New Delhi: When India take on the West Indies in a series of one-dayers and Tests in the Caribbean beginning next month, a side battle would as well be on between the two coaches ? Greg Chappell and Bennett King.

Chappell, it may be recalled, had been sounded out for the job of coaching the West Indies before King landed in the fray.

Dr Rudi Webster, sports psychologist, who has served West Indian cricket as director of the Shell Cricket Academy (SCA), recently lambasted King for his alleged comments in which the West Indies coach described players of 1970s as “dinosaurs”.

King since then has denied ever making this remark, claiming it was “completely and totally inaccurate, an outright lie.”

It has now surfaced that it was Chappell, who actually attributed the “dinosaur” remark to King during a brief visit to the SCA in Grenada in 2004.

Chappell, now Team India coach, had then expressed his anger over King’s alleged remark, stating that those with little playing background were calling the “players of the 70s as old hat, that we’re dinosaurs, that we’ve got to move on.”

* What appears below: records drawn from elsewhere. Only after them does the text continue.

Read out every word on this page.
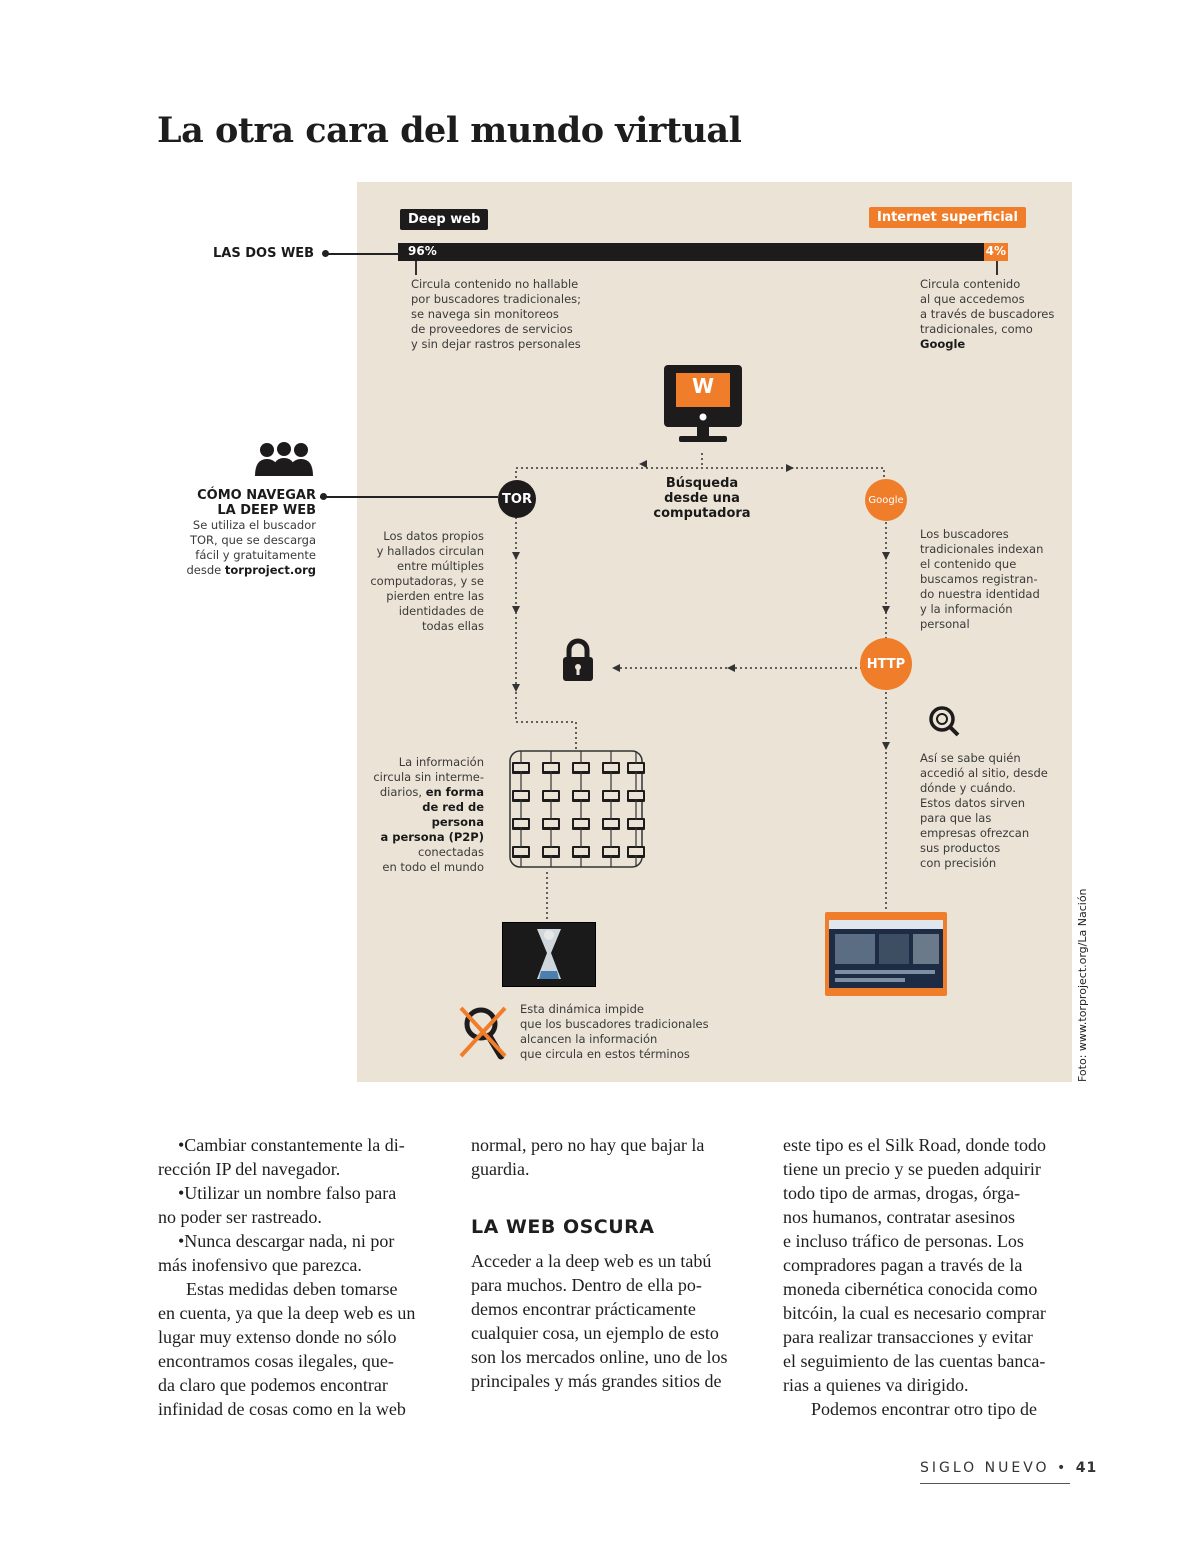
La otra cara del mundo virtual
Deep web	Internet superficial
96%	4%
Circula contenido no hallable
por buscadores tradicionales;
se navega sin monitoreos
de proveedores de servicios
y sin dejar rastros personales
Circula contenido
al que accedemos
a través de buscadores
tradicionales, como
Google
W
Búsqueda
desde una
computadora
TOR	Google
HTTP
Los datos propios
y hallados circulan
entre múltiples
computadoras, y se
pierden entre las
identidades de
todas ellas
Los buscadores
tradicionales indexan
el contenido que
buscamos registran-
do nuestra identidad
y la información
personal
La información
circula sin interme-
diarios, en forma
de red de persona
a persona (P2P)
conectadas
en todo el mundo
Así se sabe quién
accedió al sitio, desde
dónde y cuándo.
Estos datos sirven
para que las
empresas ofrezcan
sus productos
con precisión
Esta dinámica impide
que los buscadores tradicionales
alcancen la información
que circula en estos términos
LAS DOS WEB
CÓMO NAVEGAR
LA DEEP WEB
Se utiliza el buscador
TOR, que se descarga
fácil y gratuitamente
desde torproject.org
Foto: www.torproject.org/La Nación

•Cambiar constantemente la di-

rección IP del navegador.

•Utilizar un nombre falso para

no poder ser rastreado.

•Nunca descargar nada, ni por

más inofensivo que parezca.

Estas medidas deben tomarse

en cuenta, ya que la deep web es un

lugar muy extenso donde no sólo

encontramos cosas ilegales, que-

da claro que podemos encontrar

infinidad de cosas como en la web

normal, pero no hay que bajar la

guardia.

LA WEB OSCURA

Acceder a la deep web es un tabú

para muchos. Dentro de ella po-

demos encontrar prácticamente

cualquier cosa, un ejemplo de esto

son los mercados online, uno de los

principales y más grandes sitios de

este tipo es el Silk Road, donde todo

tiene un precio y se pueden adquirir

todo tipo de armas, drogas, órga-

nos humanos, contratar asesinos

e incluso tráfico de personas. Los

compradores pagan a través de la

moneda cibernética conocida como

bitcóin, la cual es necesario comprar

para realizar transacciones y evitar

el seguimiento de las cuentas banca-

rias a quienes va dirigido.

Podemos encontrar otro tipo de

SIGLO NUEVO • 41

Chappell’s comments were then widely reported in the Caribbean media.

“The reason they’re denigrating the players of the past is to isolate them and keep them out of the argument,” Chappell had then charged.

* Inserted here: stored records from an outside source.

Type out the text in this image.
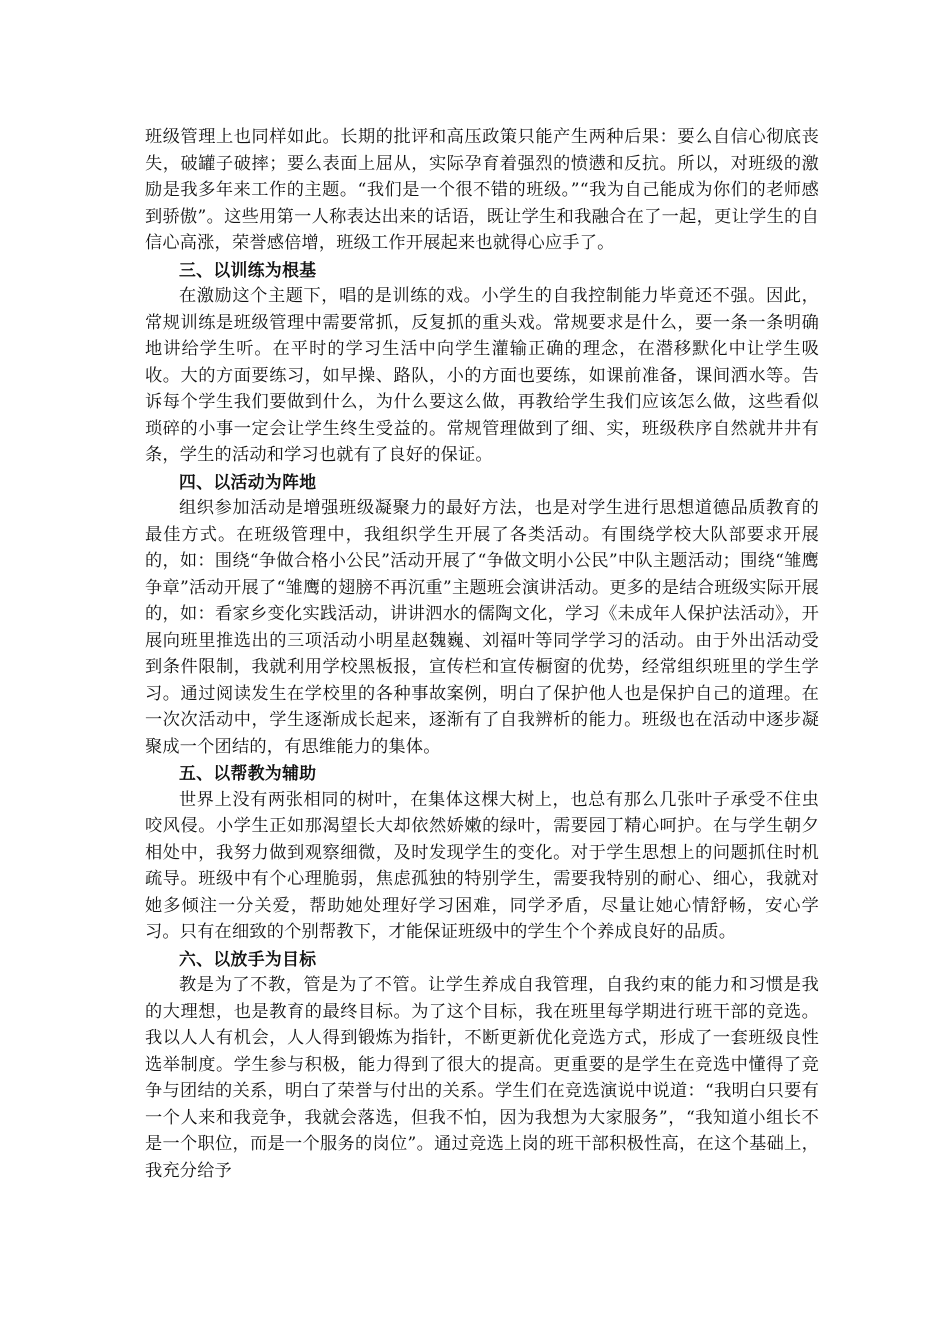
班级管理上也同样如此。长期的批评和高压政策只能产生两种后果：要么自信心彻底丧失，破罐子破摔；要么表面上屈从，实际孕育着强烈的愤懑和反抗。所以，对班级的激励是我多年来工作的主题。“我们是一个很不错的班级。”“我为自己能成为你们的老师感到骄傲”。这些用第一人称表达出来的话语，既让学生和我融合在了一起，更让学生的自信心高涨，荣誉感倍增，班级工作开展起来也就得心应手了。

三、以训练为根基

在激励这个主题下，唱的是训练的戏。小学生的自我控制能力毕竟还不强。因此，常规训练是班级管理中需要常抓，反复抓的重头戏。常规要求是什么，要一条一条明确地讲给学生听。在平时的学习生活中向学生灌输正确的理念，在潜移默化中让学生吸收。大的方面要练习，如早操、路队，小的方面也要练，如课前准备，课间洒水等。告诉每个学生我们要做到什么，为什么要这么做，再教给学生我们应该怎么做，这些看似琐碎的小事一定会让学生终生受益的。常规管理做到了细、实，班级秩序自然就井井有条，学生的活动和学习也就有了良好的保证。

四、以活动为阵地

组织参加活动是增强班级凝聚力的最好方法，也是对学生进行思想道德品质教育的最佳方式。在班级管理中，我组织学生开展了各类活动。有围绕学校大队部要求开展的，如：围绕“争做合格小公民”活动开展了“争做文明小公民”中队主题活动；围绕“雏鹰争章”活动开展了“雏鹰的翅膀不再沉重”主题班会演讲活动。更多的是结合班级实际开展的，如：看家乡变化实践活动，讲讲泗水的儒陶文化，学习《未成年人保护法活动》，开展向班里推选出的三项活动小明星赵魏巍、刘福叶等同学学习的活动。由于外出活动受到条件限制，我就利用学校黑板报，宣传栏和宣传橱窗的优势，经常组织班里的学生学习。通过阅读发生在学校里的各种事故案例，明白了保护他人也是保护自己的道理。在一次次活动中，学生逐渐成长起来，逐渐有了自我辨析的能力。班级也在活动中逐步凝聚成一个团结的，有思维能力的集体。

五、以帮教为辅助

世界上没有两张相同的树叶，在集体这棵大树上，也总有那么几张叶子承受不住虫咬风侵。小学生正如那渴望长大却依然娇嫩的绿叶，需要园丁精心呵护。在与学生朝夕相处中，我努力做到观察细微，及时发现学生的变化。对于学生思想上的问题抓住时机疏导。班级中有个心理脆弱，焦虑孤独的特别学生，需要我特别的耐心、细心，我就对她多倾注一分关爱，帮助她处理好学习困难，同学矛盾，尽量让她心情舒畅，安心学习。只有在细致的个别帮教下，才能保证班级中的学生个个养成良好的品质。

六、以放手为目标

教是为了不教，管是为了不管。让学生养成自我管理，自我约束的能力和习惯是我的大理想，也是教育的最终目标。为了这个目标，我在班里每学期进行班干部的竞选。我以人人有机会，人人得到锻炼为指针，不断更新优化竞选方式，形成了一套班级良性选举制度。学生参与积极，能力得到了很大的提高。更重要的是学生在竞选中懂得了竞争与团结的关系，明白了荣誉与付出的关系。学生们在竞选演说中说道：“我明白只要有一个人来和我竞争，我就会落选，但我不怕，因为我想为大家服务”，“我知道小组长不是一个职位，而是一个服务的岗位”。通过竞选上岗的班干部积极性高，在这个基础上，我充分给予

“They know that if we sat down around a table and debated with them they wouldn’t have a leg to stand on.”

Chappell had then used very strong language for “academics and scientists” like King, with “little or no playing experience even at first-class level”, as having “taken over the game”.

“These new methods are not the methods that got us to where we are,” Chappell had said. “They have come in subsequent to the development of most of the players in the present Australian team.”

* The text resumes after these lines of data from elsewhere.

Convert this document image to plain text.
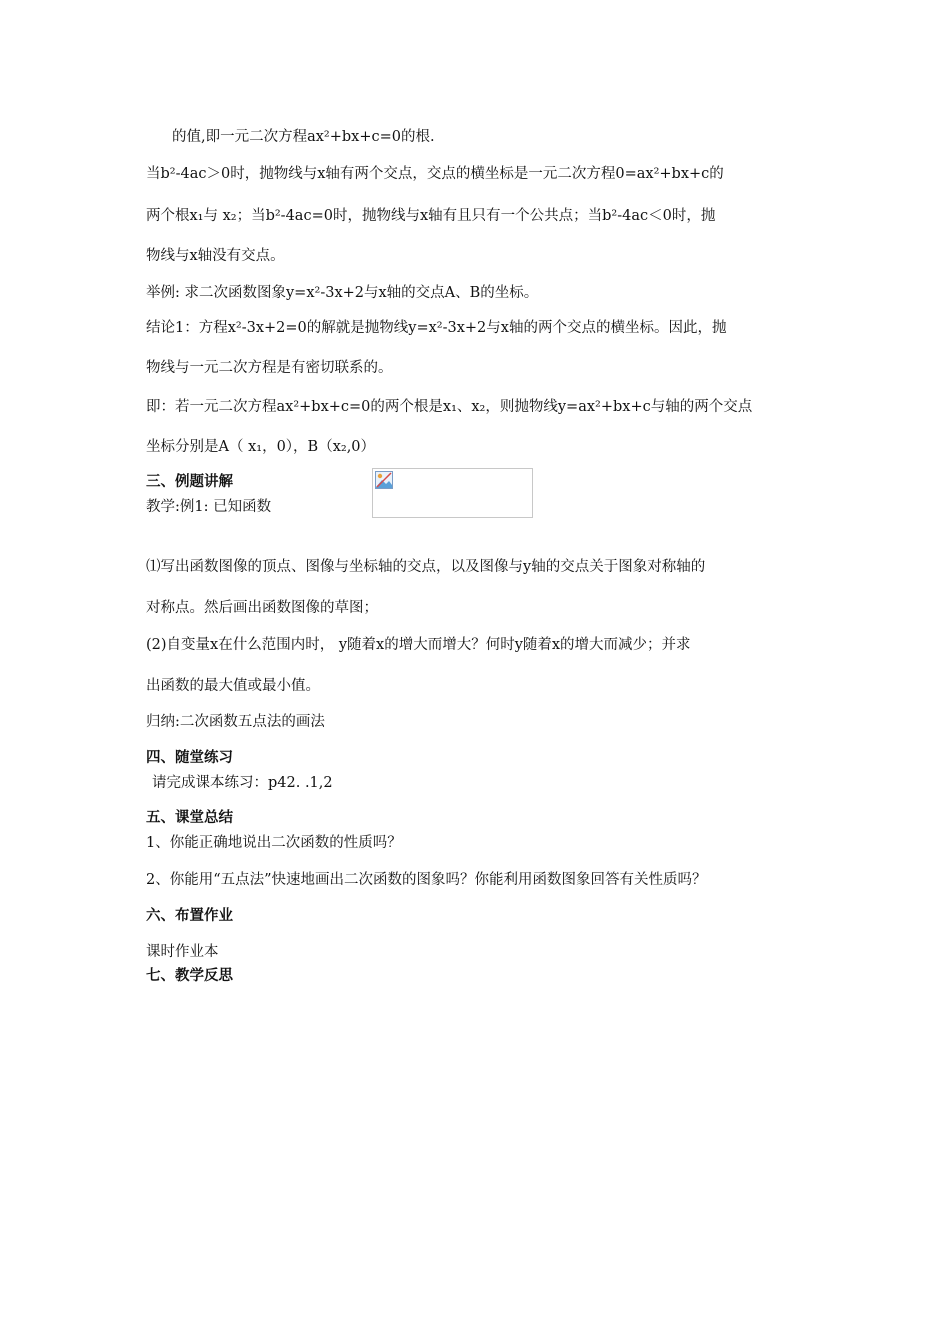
的值,即一元二次方程ax²+bx+c=0的根.
当b²-4ac＞0时，抛物线与x轴有两个交点，交点的横坐标是一元二次方程0=ax²+bx+c的
两个根x₁与 x₂；当b²-4ac=0时，抛物线与x轴有且只有一个公共点；当b²-4ac＜0时，抛
物线与x轴没有交点。
举例: 求二次函数图象y=x²-3x+2与x轴的交点A、B的坐标。
结论1：方程x²-3x+2=0的解就是抛物线y=x²-3x+2与x轴的两个交点的横坐标。因此，抛
物线与一元二次方程是有密切联系的。
即：若一元二次方程ax²+bx+c=0的两个根是x₁、x₂，则抛物线y=ax²+bx+c与轴的两个交点
坐标分别是A（ x₁，0），B（x₂,0）
三、例题讲解
教学:例1: 已知函数
⑴写出函数图像的顶点、图像与坐标轴的交点，以及图像与y轴的交点关于图象对称轴的
对称点。然后画出函数图像的草图；
(2)自变量x在什么范围内时， y随着x的增大而增大？何时y随着x的增大而减少；并求
出函数的最大值或最小值。
归纳:二次函数五点法的画法
四、随堂练习
请完成课本练习：p42. .1,2
五、课堂总结
1、你能正确地说出二次函数的性质吗？
2、你能用“五点法”快速地画出二次函数的图象吗？你能利用函数图象回答有关性质吗？
六、布置作业
课时作业本
七、教学反思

“Gary Sobers, Viv Richards, Desmond Haynes, all your great players, didn’t know what made them play the cover drive or the hook the way they did but could they ever play them! To try to explain to them the bio-mechanics of it all would just confuse them.”

Ironically, the claim to fame of Ian Frazer, Chappell’s assistant, is that he is a bio-mechanist.

It would appear that Chappell has already prepared the pitch for a confrontation with the West Indian coach much before the series gets underway next month.